We are a regional referral center for fibroid evaluation, treatment, and removal.  Uterine fibroids are quite common with 25-30% of women having a fibroid. Fortunately, most fibroids never lead to any problems. The vast majority of my patients with fibroids do not need any type of treatment, only reassurance. In the minority of women who have symptoms, some of the common complaints that result from problematic fibroids include heavy and uncomfortable menstrual periods, pelvic and abdominal pressure due to uterine enlargement, having to urinate more frequently, infertility and recurrent miscarriage.

In some cases, women with fibroids (also called myomas) are encouraged to undergo a hysterectomy when they actually want to conserve their uterus. It is very unlikely that if you have fibroids in your uterus that a conservative approach cannot be offered to you. If your physician only offers you a hysterectomy for your uterine fibroids and you still want to have a child, then you should call us for a second opinion consult or ask for a referral.

Myomectomy most often describes making an incision in the abdomen (similar to a cesarean section). The uterus is then opened and the fibroids are shelled out. The uterus is then carefully reconstructed. This technique has been around for decades and is an excellent option that should not compromise fertility in most cases.  In some cases, Doctors Smith and Williams can do the myomectomy through a small incision, called a mini-laparotomy or by a laparoscopy. This may allow discharge home the same day and a hospital stay is unnecessary.  Usually a 24-hour hospital stay is necessary with a myomectomy/

Some fibroids reside in the uterine cavity or have grown from the uterine wall into the uterine cavity which allows a minimally invasive approach called hysteroscopy. This is a wonderful option when available because it involves no incisions at all. During a hysteroscopic myomectomy a camera mounted on a 5 mm wide lens is inserted through the vagina and cervical canal into the uterus. Through the end of the lens specialized instruments are used to remove the fibroid(s).  Some practitioners do not offer a hysteroscopic approach to amenable fibroids. This is usually due to limited training but may also be because their operating room does not have the specialized equipment required to offer this technique.

In some circumstances we can offer a laparoscopic approach to myomectomy. This means that with a few 5 mm incisions in the abdomen the fibroids can be removed during a same-day procedure. No larger incision is required and the recovery is less than a week. Most physicians do not offer a laparoscopic approach to amenable fibroids. This is usually due to limited training but may also be because their operating room does not have the specialized equipment required to offer this technique.

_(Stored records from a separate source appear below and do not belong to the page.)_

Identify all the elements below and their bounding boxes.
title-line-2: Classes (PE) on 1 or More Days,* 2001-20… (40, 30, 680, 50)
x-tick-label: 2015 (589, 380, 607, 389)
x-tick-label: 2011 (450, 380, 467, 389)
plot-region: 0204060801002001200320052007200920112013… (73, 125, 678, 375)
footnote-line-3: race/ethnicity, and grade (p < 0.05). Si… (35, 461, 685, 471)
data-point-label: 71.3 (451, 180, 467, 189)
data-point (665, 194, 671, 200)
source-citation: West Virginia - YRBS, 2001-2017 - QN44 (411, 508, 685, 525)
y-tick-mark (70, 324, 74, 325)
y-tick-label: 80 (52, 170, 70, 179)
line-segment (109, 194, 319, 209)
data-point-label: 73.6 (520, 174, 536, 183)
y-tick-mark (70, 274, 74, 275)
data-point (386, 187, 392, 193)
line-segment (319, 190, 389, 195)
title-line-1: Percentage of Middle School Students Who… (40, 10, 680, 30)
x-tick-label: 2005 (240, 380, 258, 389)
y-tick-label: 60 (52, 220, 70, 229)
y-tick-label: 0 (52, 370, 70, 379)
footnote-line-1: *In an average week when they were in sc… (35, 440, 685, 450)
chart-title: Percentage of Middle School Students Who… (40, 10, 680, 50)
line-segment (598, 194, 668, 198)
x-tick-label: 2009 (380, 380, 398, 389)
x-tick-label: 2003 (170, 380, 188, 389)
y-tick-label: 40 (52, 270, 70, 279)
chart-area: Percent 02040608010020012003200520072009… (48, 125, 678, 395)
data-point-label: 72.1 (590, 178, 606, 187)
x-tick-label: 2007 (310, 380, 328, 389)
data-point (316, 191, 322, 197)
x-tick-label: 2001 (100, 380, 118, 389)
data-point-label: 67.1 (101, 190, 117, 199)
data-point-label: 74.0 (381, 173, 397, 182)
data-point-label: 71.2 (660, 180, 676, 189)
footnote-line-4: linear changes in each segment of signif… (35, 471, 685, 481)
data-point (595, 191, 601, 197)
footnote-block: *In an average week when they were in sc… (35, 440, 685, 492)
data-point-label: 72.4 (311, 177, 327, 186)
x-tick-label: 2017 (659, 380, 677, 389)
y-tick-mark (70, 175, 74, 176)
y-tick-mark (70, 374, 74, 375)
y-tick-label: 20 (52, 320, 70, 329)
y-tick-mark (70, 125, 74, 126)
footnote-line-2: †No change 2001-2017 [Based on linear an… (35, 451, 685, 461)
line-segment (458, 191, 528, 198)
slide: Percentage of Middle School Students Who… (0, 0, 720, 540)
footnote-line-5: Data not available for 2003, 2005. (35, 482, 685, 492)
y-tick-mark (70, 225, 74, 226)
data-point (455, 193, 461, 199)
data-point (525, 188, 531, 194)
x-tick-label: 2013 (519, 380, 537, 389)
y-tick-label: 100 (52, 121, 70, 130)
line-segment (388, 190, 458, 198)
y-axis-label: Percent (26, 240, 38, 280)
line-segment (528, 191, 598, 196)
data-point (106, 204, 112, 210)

Uterine Artery Embolization for fibroids (UAE) is another excellent minimally invasive technique for treating fibroids. However, radiologists and reproductive endocrinologists agree that this is often not the best option in someone who wants to get pregnant in the future. There is some information that the embolization can compromise ovarian function.  We do not recommend this technique unless you do not want to have a pregnancy in the future. To learn more about UAE go to: http://www.crlradiology.com.

MRI-focused ultrasound is another option.  It is a non-invasive approach to focus on ultrasound beams on the fibroid(s) to burn the tissue to cause it to shrink.  It has some of the same limitations as noted in with uterine artery embolization in women who wish to get pregnant.  The regional center for MRI focused ultrasound is at The University of Virginia, Department of Interventional Radiology.